Mitterrand était un homme immensément cultivé, mais d’une culture très classique. Au contact de Jack Lang, il a saisi l’enjeu politique que représentait la culture. Lang lui a apporté sa jeunesse et son impressionnant réseau de soutiens artistiques. S’est jouée entre eux une relation quasi filiale.

« Aujourd’hui, le pouvoir culturel s’est déplacé vers le niveau local mais aussi vers le secteur privé »

Lang avait une immense admiration pour Mitterrand, qui n’était pas que de la courtisanerie. Quant à Mitterrand, il était bluffé par l’énergie de son ministre, parfois agacé aussi par son activisme. On peut parler d’une œuvre commune.

Que reste-t-il des années Lang ?

Je suis obligé de commencer par ce qui a disparu. Les ministres de la Culture sont devenus des personnalités secondaires dans le paysage gouvernemental. Je crois qu’il y a eu un transfert de l’énergie de la culture à l’ensemble de la société. C’est un mouvement qui touche toutes les sociétés de loisirs, et donc de culture. Lang a accompagné ce mouvement mais, d’une certaine manière, c’est une victoire à la Pyrrhus. La création ou le renforcement de toutes ces institutions culturelles – musées, centres dramatiques nationaux, grands établissements culturels qui n’ont que des rapports de tutelle avec le ministère –, tout cela a vidé la rue de Valois de sa substance.
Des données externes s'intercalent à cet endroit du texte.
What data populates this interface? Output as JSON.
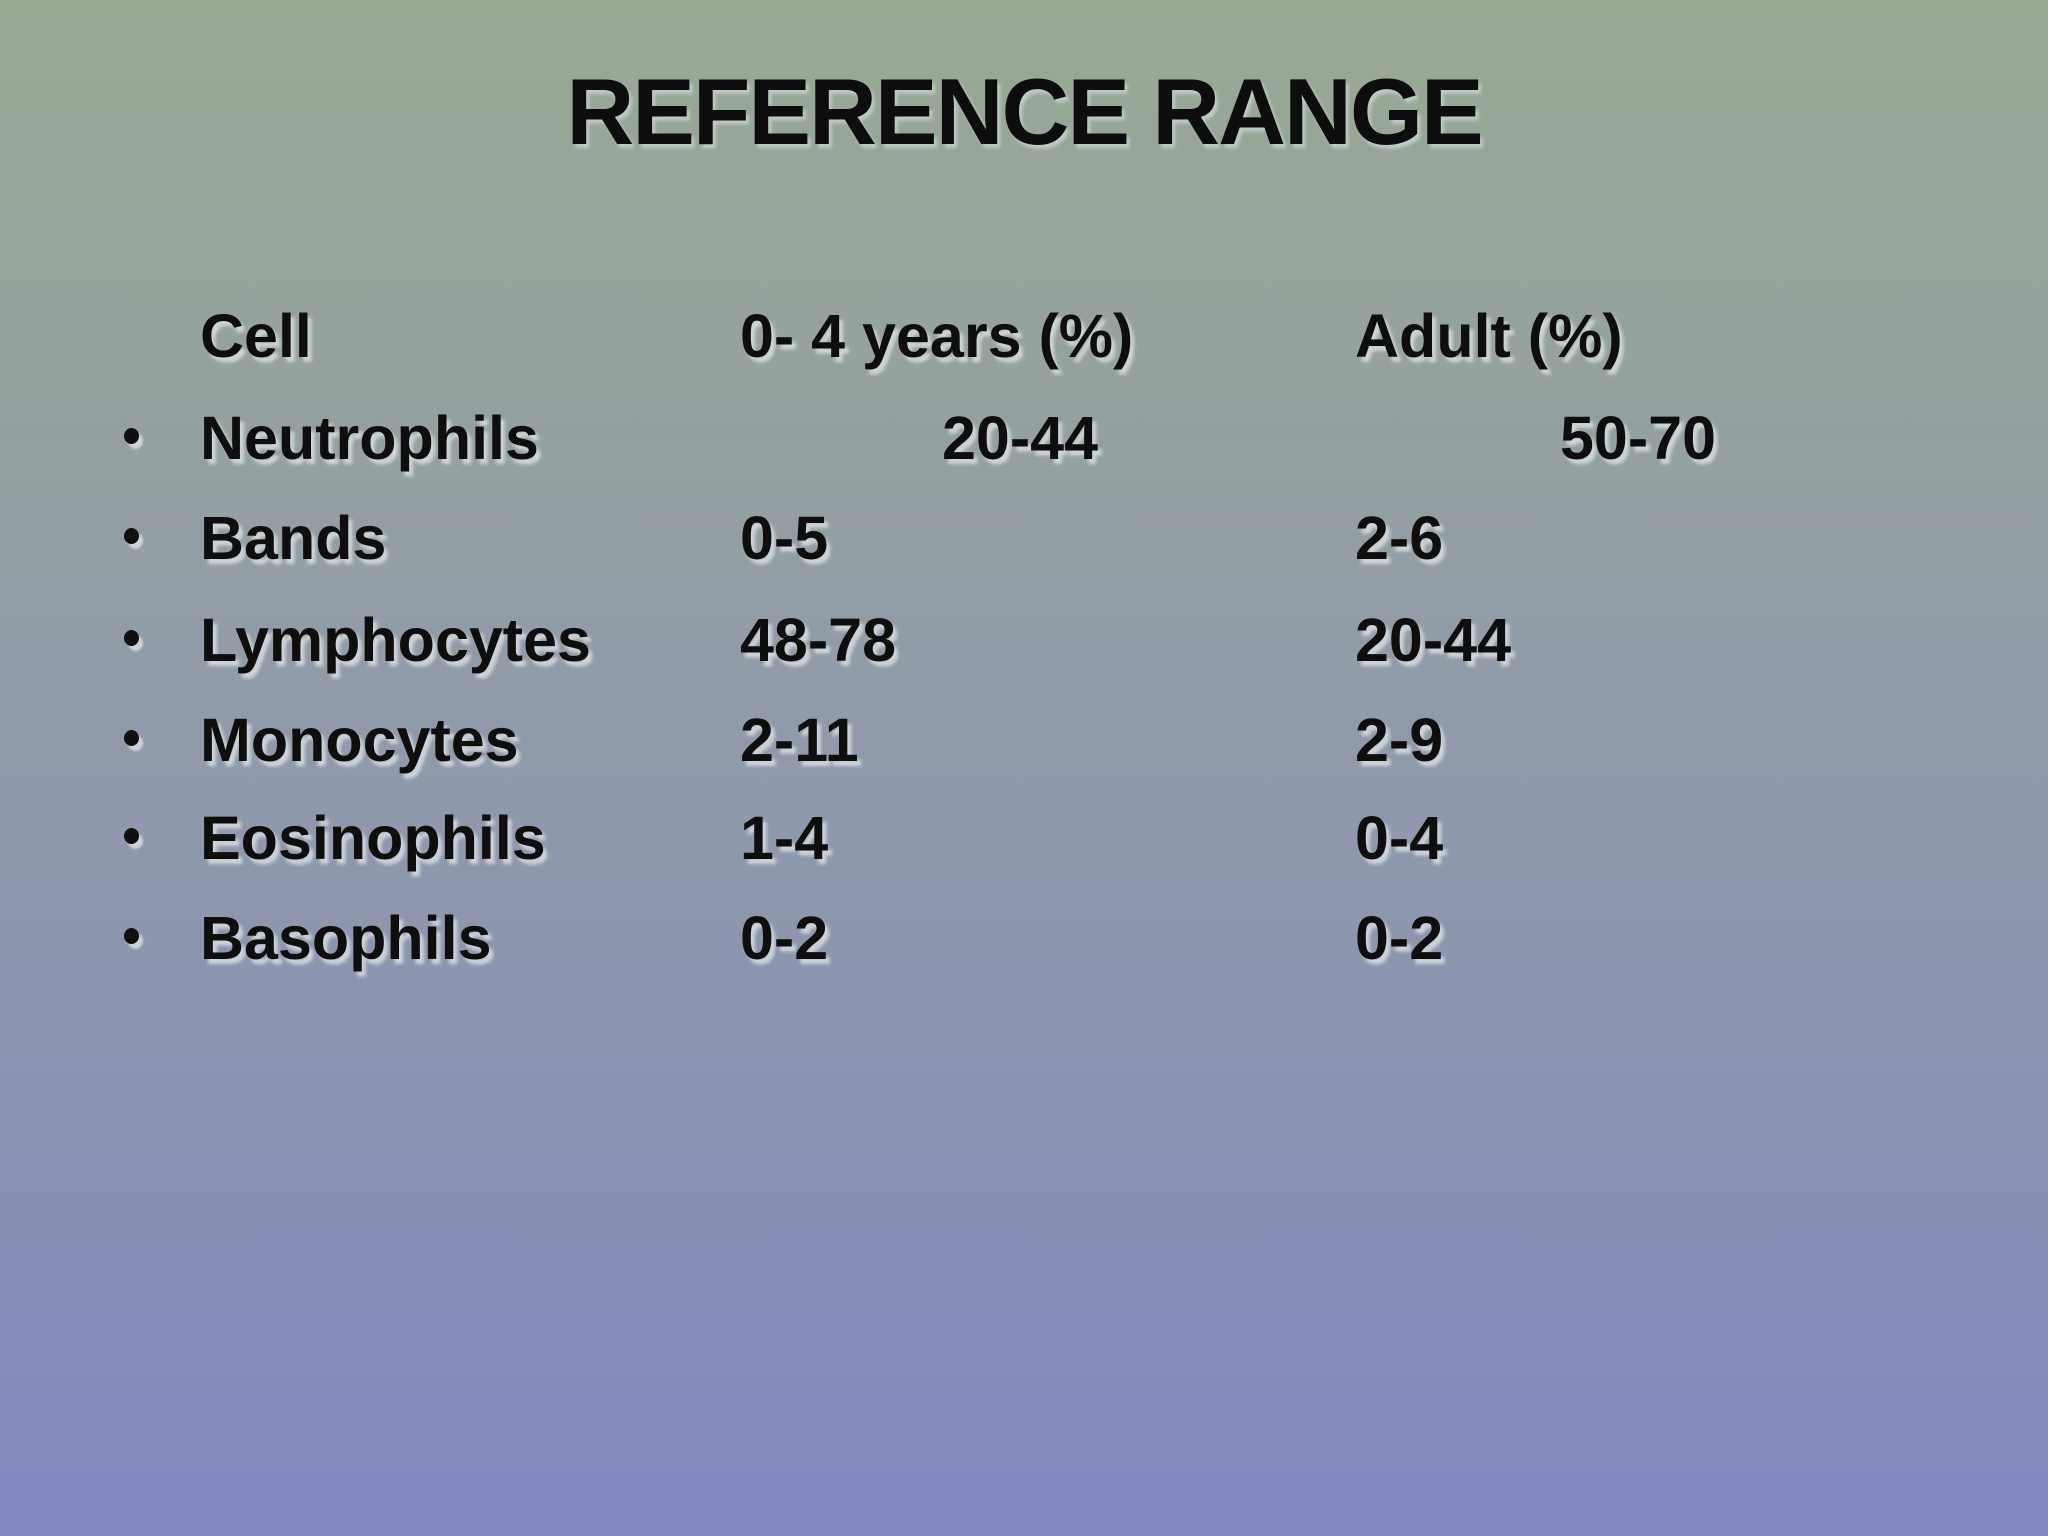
{
  "slide": {
    "title": "REFERENCE RANGE",
    "colors": {
      "background_top": "#98a993",
      "background_middle": "#919bab",
      "background_bottom": "#8287c1",
      "text": "#0e0e0e",
      "text_shadow": "#d8dde0"
    },
    "table": {
      "headers": {
        "cell": "Cell",
        "age04": "0- 4 years (%)",
        "adult": "Adult (%)"
      },
      "rows": [
        {
          "label": "Neutrophils",
          "age04": "20-44",
          "adult": "50-70"
        },
        {
          "label": "Bands",
          "age04": "0-5",
          "adult": "2-6"
        },
        {
          "label": "Lymphocytes",
          "age04": "48-78",
          "adult": "20-44"
        },
        {
          "label": "Monocytes",
          "age04": "2-11",
          "adult": "2-9"
        },
        {
          "label": "Eosinophils",
          "age04": "1-4",
          "adult": "0-4"
        },
        {
          "label": "Basophils",
          "age04": "0-2",
          "adult": "0-2"
        }
      ]
    }
  }
}
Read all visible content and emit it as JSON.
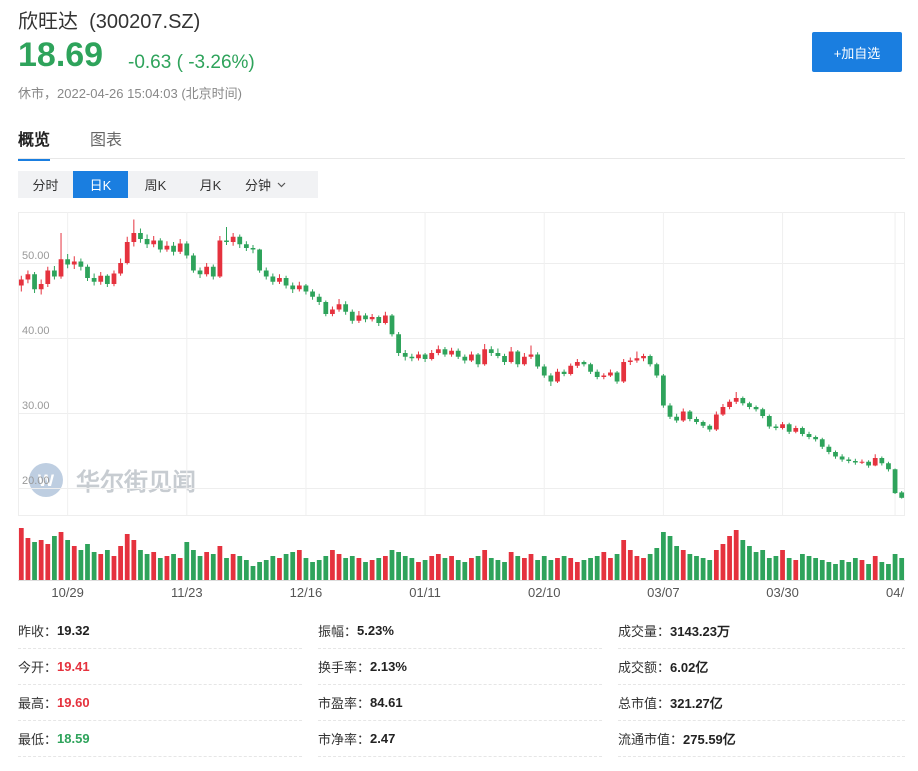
{
  "header": {
    "name": "欣旺达",
    "code": "(300207.SZ)",
    "price": "18.69",
    "change": "-0.63",
    "change_pct": "( -3.26%)",
    "status": "休市，2022-04-26 15:04:03 (北京时间)",
    "watch_button": "+加自选"
  },
  "tabs": [
    "概览",
    "图表"
  ],
  "periods": [
    "分时",
    "日K",
    "周K",
    "月K",
    "分钟"
  ],
  "watermark": "华尔街见闻",
  "chart_data": {
    "type": "candlestick",
    "categories": [
      null,
      null,
      null,
      null,
      null,
      null,
      null,
      "10/29",
      null,
      null,
      null,
      null,
      null,
      null,
      null,
      null,
      null,
      null,
      null,
      null,
      null,
      null,
      null,
      null,
      null,
      "11/23",
      null,
      null,
      null,
      null,
      null,
      null,
      null,
      null,
      null,
      null,
      null,
      null,
      null,
      null,
      null,
      null,
      null,
      "12/16",
      null,
      null,
      null,
      null,
      null,
      null,
      null,
      null,
      null,
      null,
      null,
      null,
      null,
      null,
      null,
      null,
      null,
      "01/11",
      null,
      null,
      null,
      null,
      null,
      null,
      null,
      null,
      null,
      null,
      null,
      null,
      null,
      null,
      null,
      null,
      null,
      "02/10",
      null,
      null,
      null,
      null,
      null,
      null,
      null,
      null,
      null,
      null,
      null,
      null,
      null,
      null,
      null,
      null,
      null,
      "03/07",
      null,
      null,
      null,
      null,
      null,
      null,
      null,
      null,
      null,
      null,
      null,
      null,
      null,
      null,
      null,
      null,
      null,
      "03/30",
      null,
      null,
      null,
      null,
      null,
      null,
      null,
      null,
      null,
      null,
      null,
      null,
      null,
      null,
      null,
      null,
      "04/",
      null
    ],
    "ohlc": [
      [
        47.0,
        48.3,
        46.2,
        47.8
      ],
      [
        47.8,
        49.0,
        47.3,
        48.5
      ],
      [
        48.5,
        48.8,
        46.0,
        46.5
      ],
      [
        46.5,
        47.8,
        45.8,
        47.2
      ],
      [
        47.2,
        49.5,
        46.8,
        49.0
      ],
      [
        49.0,
        49.6,
        47.8,
        48.2
      ],
      [
        48.2,
        54.0,
        47.9,
        50.5
      ],
      [
        50.5,
        51.2,
        49.3,
        49.8
      ],
      [
        49.8,
        50.9,
        49.2,
        50.2
      ],
      [
        50.2,
        50.6,
        49.0,
        49.5
      ],
      [
        49.5,
        49.8,
        47.6,
        48.0
      ],
      [
        48.0,
        48.6,
        47.0,
        47.5
      ],
      [
        47.5,
        48.8,
        47.1,
        48.3
      ],
      [
        48.3,
        48.5,
        46.8,
        47.2
      ],
      [
        47.2,
        49.0,
        46.9,
        48.6
      ],
      [
        48.6,
        50.6,
        48.3,
        50.0
      ],
      [
        50.0,
        53.5,
        49.8,
        52.8
      ],
      [
        52.8,
        55.8,
        52.2,
        54.0
      ],
      [
        54.0,
        54.6,
        52.7,
        53.2
      ],
      [
        53.2,
        53.8,
        52.0,
        52.5
      ],
      [
        52.5,
        53.6,
        52.1,
        53.0
      ],
      [
        53.0,
        53.3,
        51.4,
        51.8
      ],
      [
        51.8,
        52.9,
        51.5,
        52.3
      ],
      [
        52.3,
        52.8,
        51.0,
        51.5
      ],
      [
        51.5,
        53.2,
        51.2,
        52.6
      ],
      [
        52.6,
        52.9,
        50.6,
        51.0
      ],
      [
        51.0,
        51.3,
        48.7,
        49.0
      ],
      [
        49.0,
        49.4,
        48.0,
        48.5
      ],
      [
        48.5,
        50.0,
        48.2,
        49.5
      ],
      [
        49.5,
        49.8,
        47.8,
        48.2
      ],
      [
        48.2,
        53.6,
        48.0,
        53.0
      ],
      [
        53.0,
        54.8,
        52.4,
        52.8
      ],
      [
        52.8,
        54.0,
        52.3,
        53.5
      ],
      [
        53.5,
        53.8,
        52.0,
        52.5
      ],
      [
        52.5,
        52.9,
        51.6,
        52.0
      ],
      [
        52.0,
        52.4,
        51.3,
        51.8
      ],
      [
        51.8,
        51.9,
        48.7,
        49.0
      ],
      [
        49.0,
        49.4,
        47.8,
        48.2
      ],
      [
        48.2,
        48.6,
        47.1,
        47.5
      ],
      [
        47.5,
        48.5,
        47.2,
        48.0
      ],
      [
        48.0,
        48.3,
        46.6,
        47.0
      ],
      [
        47.0,
        47.4,
        46.0,
        46.5
      ],
      [
        46.5,
        47.5,
        46.2,
        47.0
      ],
      [
        47.0,
        47.2,
        45.8,
        46.2
      ],
      [
        46.2,
        46.5,
        45.1,
        45.5
      ],
      [
        45.5,
        45.9,
        44.4,
        44.8
      ],
      [
        44.8,
        45.0,
        42.9,
        43.2
      ],
      [
        43.2,
        44.2,
        42.9,
        43.8
      ],
      [
        43.8,
        45.2,
        43.5,
        44.5
      ],
      [
        44.5,
        44.9,
        43.1,
        43.5
      ],
      [
        43.5,
        43.8,
        41.9,
        42.3
      ],
      [
        42.3,
        43.6,
        42.0,
        43.0
      ],
      [
        43.0,
        43.3,
        42.1,
        42.5
      ],
      [
        42.5,
        43.2,
        42.2,
        42.8
      ],
      [
        42.8,
        43.0,
        41.6,
        42.0
      ],
      [
        42.0,
        43.5,
        41.8,
        43.0
      ],
      [
        43.0,
        43.2,
        40.2,
        40.5
      ],
      [
        40.5,
        40.8,
        37.6,
        38.0
      ],
      [
        38.0,
        38.4,
        37.0,
        37.5
      ],
      [
        37.5,
        37.9,
        36.9,
        37.3
      ],
      [
        37.3,
        38.2,
        37.0,
        37.8
      ],
      [
        37.8,
        38.0,
        36.8,
        37.2
      ],
      [
        37.2,
        38.4,
        37.0,
        38.0
      ],
      [
        38.0,
        39.0,
        37.7,
        38.5
      ],
      [
        38.5,
        38.8,
        37.5,
        37.8
      ],
      [
        37.8,
        38.7,
        37.5,
        38.3
      ],
      [
        38.3,
        38.6,
        37.2,
        37.5
      ],
      [
        37.5,
        37.8,
        36.6,
        37.0
      ],
      [
        37.0,
        38.2,
        36.8,
        37.8
      ],
      [
        37.8,
        38.0,
        36.1,
        36.5
      ],
      [
        36.5,
        39.2,
        36.3,
        38.5
      ],
      [
        38.5,
        38.9,
        37.6,
        38.0
      ],
      [
        38.0,
        38.6,
        37.3,
        37.6
      ],
      [
        37.6,
        37.9,
        36.4,
        36.8
      ],
      [
        36.8,
        38.8,
        36.6,
        38.2
      ],
      [
        38.2,
        38.4,
        36.1,
        36.5
      ],
      [
        36.5,
        38.0,
        36.3,
        37.5
      ],
      [
        37.5,
        39.0,
        37.2,
        37.8
      ],
      [
        37.8,
        38.1,
        35.9,
        36.2
      ],
      [
        36.2,
        36.5,
        34.7,
        35.0
      ],
      [
        35.0,
        35.3,
        33.6,
        34.2
      ],
      [
        34.2,
        35.9,
        34.0,
        35.5
      ],
      [
        35.5,
        35.8,
        34.9,
        35.2
      ],
      [
        35.2,
        36.6,
        35.0,
        36.3
      ],
      [
        36.3,
        37.2,
        36.0,
        36.8
      ],
      [
        36.8,
        37.0,
        36.2,
        36.5
      ],
      [
        36.5,
        36.7,
        35.2,
        35.5
      ],
      [
        35.5,
        35.8,
        34.5,
        34.8
      ],
      [
        34.8,
        35.3,
        34.5,
        35.0
      ],
      [
        35.0,
        35.8,
        34.8,
        35.4
      ],
      [
        35.4,
        35.6,
        33.9,
        34.2
      ],
      [
        34.2,
        37.2,
        34.0,
        36.8
      ],
      [
        36.8,
        37.4,
        36.4,
        37.0
      ],
      [
        37.0,
        38.2,
        36.7,
        37.3
      ],
      [
        37.3,
        37.9,
        36.9,
        37.6
      ],
      [
        37.6,
        37.8,
        36.2,
        36.5
      ],
      [
        36.5,
        36.7,
        34.7,
        35.0
      ],
      [
        35.0,
        35.2,
        30.7,
        31.0
      ],
      [
        31.0,
        31.3,
        29.2,
        29.5
      ],
      [
        29.5,
        29.9,
        28.7,
        29.0
      ],
      [
        29.0,
        30.6,
        28.8,
        30.2
      ],
      [
        30.2,
        30.4,
        28.9,
        29.2
      ],
      [
        29.2,
        29.5,
        28.5,
        28.8
      ],
      [
        28.8,
        29.0,
        28.0,
        28.3
      ],
      [
        28.3,
        28.5,
        27.5,
        27.8
      ],
      [
        27.8,
        30.2,
        27.6,
        29.8
      ],
      [
        29.8,
        31.2,
        29.6,
        30.8
      ],
      [
        30.8,
        31.8,
        30.5,
        31.5
      ],
      [
        31.5,
        32.8,
        31.2,
        32.0
      ],
      [
        32.0,
        32.2,
        31.0,
        31.3
      ],
      [
        31.3,
        31.5,
        30.5,
        30.8
      ],
      [
        30.8,
        31.0,
        30.2,
        30.5
      ],
      [
        30.5,
        30.7,
        29.3,
        29.6
      ],
      [
        29.6,
        29.8,
        27.9,
        28.2
      ],
      [
        28.2,
        28.5,
        27.7,
        28.0
      ],
      [
        28.0,
        28.8,
        27.8,
        28.5
      ],
      [
        28.5,
        28.7,
        27.2,
        27.5
      ],
      [
        27.5,
        28.3,
        27.3,
        28.0
      ],
      [
        28.0,
        28.2,
        26.9,
        27.2
      ],
      [
        27.2,
        27.5,
        26.5,
        26.8
      ],
      [
        26.8,
        27.0,
        26.2,
        26.5
      ],
      [
        26.5,
        26.7,
        25.2,
        25.5
      ],
      [
        25.5,
        25.8,
        24.5,
        24.8
      ],
      [
        24.8,
        25.0,
        23.9,
        24.2
      ],
      [
        24.2,
        24.5,
        23.5,
        23.8
      ],
      [
        23.8,
        24.1,
        23.3,
        23.6
      ],
      [
        23.6,
        23.9,
        23.1,
        23.4
      ],
      [
        23.4,
        23.8,
        23.2,
        23.5
      ],
      [
        23.5,
        23.7,
        22.7,
        23.0
      ],
      [
        23.0,
        24.5,
        22.9,
        24.0
      ],
      [
        24.0,
        24.2,
        23.0,
        23.3
      ],
      [
        23.3,
        23.5,
        22.2,
        22.5
      ],
      [
        22.5,
        22.6,
        19.2,
        19.32
      ],
      [
        19.41,
        19.6,
        18.59,
        18.69
      ]
    ],
    "volume": [
      52,
      42,
      38,
      40,
      36,
      44,
      48,
      40,
      34,
      30,
      36,
      28,
      26,
      30,
      24,
      34,
      46,
      40,
      30,
      26,
      28,
      22,
      24,
      26,
      22,
      38,
      30,
      24,
      28,
      26,
      34,
      22,
      26,
      24,
      20,
      14,
      18,
      20,
      24,
      22,
      26,
      28,
      30,
      22,
      18,
      20,
      24,
      30,
      26,
      22,
      24,
      22,
      18,
      20,
      22,
      24,
      30,
      28,
      24,
      22,
      18,
      20,
      24,
      26,
      22,
      24,
      20,
      18,
      22,
      24,
      30,
      22,
      20,
      18,
      28,
      24,
      22,
      26,
      20,
      24,
      20,
      22,
      24,
      22,
      18,
      20,
      22,
      24,
      28,
      22,
      26,
      40,
      30,
      24,
      22,
      26,
      32,
      48,
      44,
      34,
      30,
      26,
      24,
      22,
      20,
      30,
      36,
      44,
      50,
      40,
      34,
      28,
      30,
      22,
      24,
      30,
      22,
      20,
      26,
      24,
      22,
      20,
      18,
      16,
      20,
      18,
      22,
      20,
      16,
      24,
      18,
      16,
      26,
      22
    ],
    "up_color": "#e5323e",
    "down_color": "#2ea35b",
    "ylim": [
      16.4,
      56.8
    ],
    "yticks": [
      {
        "value": 20,
        "label": "20.00"
      },
      {
        "value": 30,
        "label": "30.00"
      },
      {
        "value": 40,
        "label": "40.00"
      },
      {
        "value": 50,
        "label": "50.00"
      }
    ],
    "grid": true
  },
  "stats": [
    {
      "label": "昨收：",
      "value": "19.32"
    },
    {
      "label": "振幅：",
      "value": "5.23%"
    },
    {
      "label": "成交量：",
      "value": "3143.23万"
    },
    {
      "label": "今开：",
      "value": "19.41",
      "color": "#e5323e"
    },
    {
      "label": "换手率：",
      "value": "2.13%"
    },
    {
      "label": "成交额：",
      "value": "6.02亿"
    },
    {
      "label": "最高：",
      "value": "19.60",
      "color": "#e5323e"
    },
    {
      "label": "市盈率：",
      "value": "84.61"
    },
    {
      "label": "总市值：",
      "value": "321.27亿"
    },
    {
      "label": "最低：",
      "value": "18.59",
      "color": "#2ea35b"
    },
    {
      "label": "市净率：",
      "value": "2.47"
    },
    {
      "label": "流通市值：",
      "value": "275.59亿"
    }
  ]
}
Aujourd’hui, le pouvoir culturel s’est déplacé vers le niveau local – les collectivités représentent les trois quarts des dépenses culturelles publiques –, mais aussi vers le secteur privé avec l’explosion des industries culturelles. On entend dire qu’il suffirait d’un peu de volonté pour qu’un nouveau Jack Lang apparaisse, mais cela me paraît bien plus compliqué. La politique culturelle est par essence décentralisée, le ministère a perdu une partie de sa capacité d’action. C’est le paradoxe de l’héritage de Jack Lang.

Quel est son héritage politique ?

Il a été le premier à poser la question de la souveraineté culturelle de la France et de l’Europe dans la mondialisation sans pour autant prôner le repli sur soi. À l’heure des industries culturelles mondialisées, cette question prend un sens très actuel. Par ailleurs, le drapeau de son combat pour le droit à la différence et pour l’antiracisme, qui était tombé à terre dans les années 2000-2010, a été ramassé par la jeune génération, et même étendu à de nouvelles causes comme la défense de toutes les minorités. Il faut se souvenir que Jack Lang a été l’un des parrains de la communauté LGBT et a participé à la première Gay Pride en avril 1981. Quarante ans plus tard, il a conservé les mêmes mantras, c’est sans doute la raison de sa popularité inoxydable.